The well continues "flaring," or burning, gas "which is what you want to happen," she added.

During a late afternoon news conference Monday, officials said that Wild Well Control officials from Houston arrived at the scene about 1 a.m. with expectations of extinguishing the blaze within days.

Ms. Gittins acknowledged that Chief Oil & Gas had not contacted firefighters or emergency officials in West Virginia prior to drilling but now plans to meet with officials. She said the company had met with emergency officials in Pennsylvania prior to drilling there.

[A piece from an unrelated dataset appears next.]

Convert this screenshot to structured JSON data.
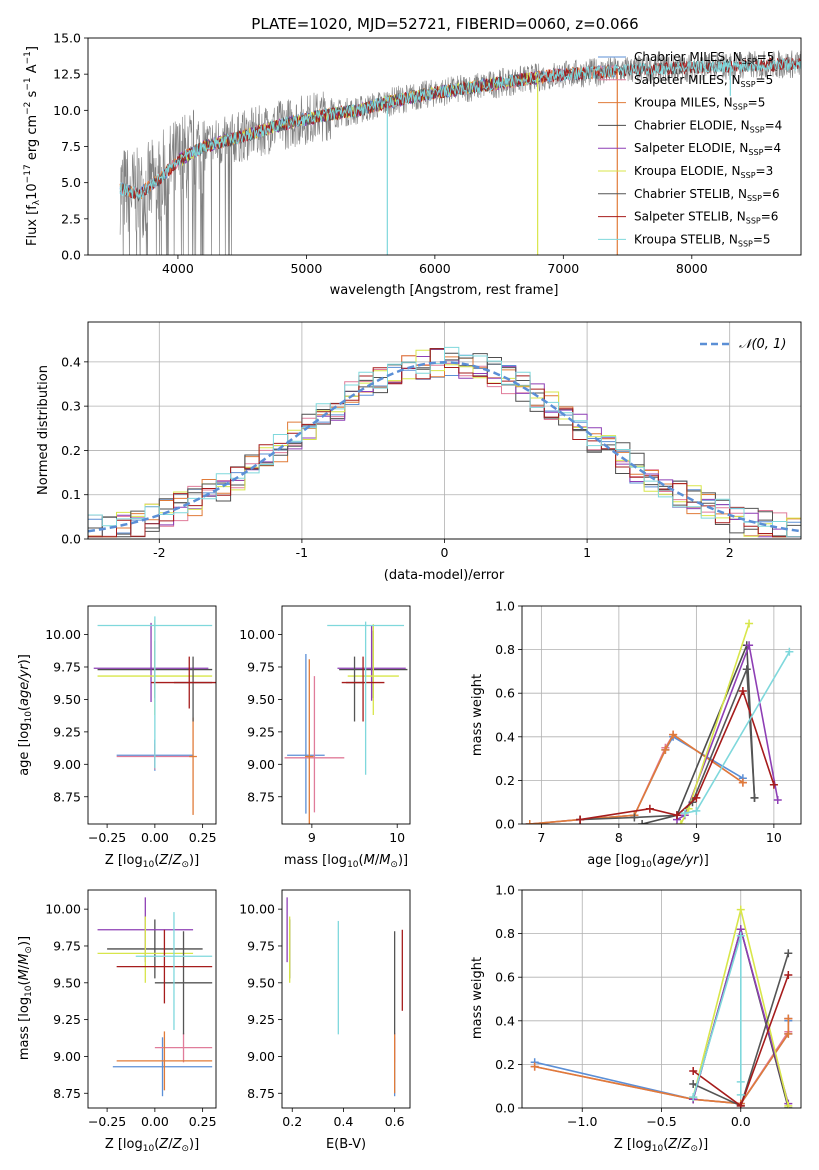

Despite a lack of training in gas-well fires, volunteer firefighters were able to prevent the blaze from spreading off the pad. Late Monday, crews were busy removing equipment from the site, with additional plans to drain holding ponds on the property.

The West Virginia explosion is the second major accident at a Marcellus shale drilling operation in four days. On Friday, natural gas and drilling fluids containing toxic pollutants escaped in a "blowout" from a Marcellus shale well operated by EOG Resources in Clearfield County on private property adjacent to the Moshannon State Forest.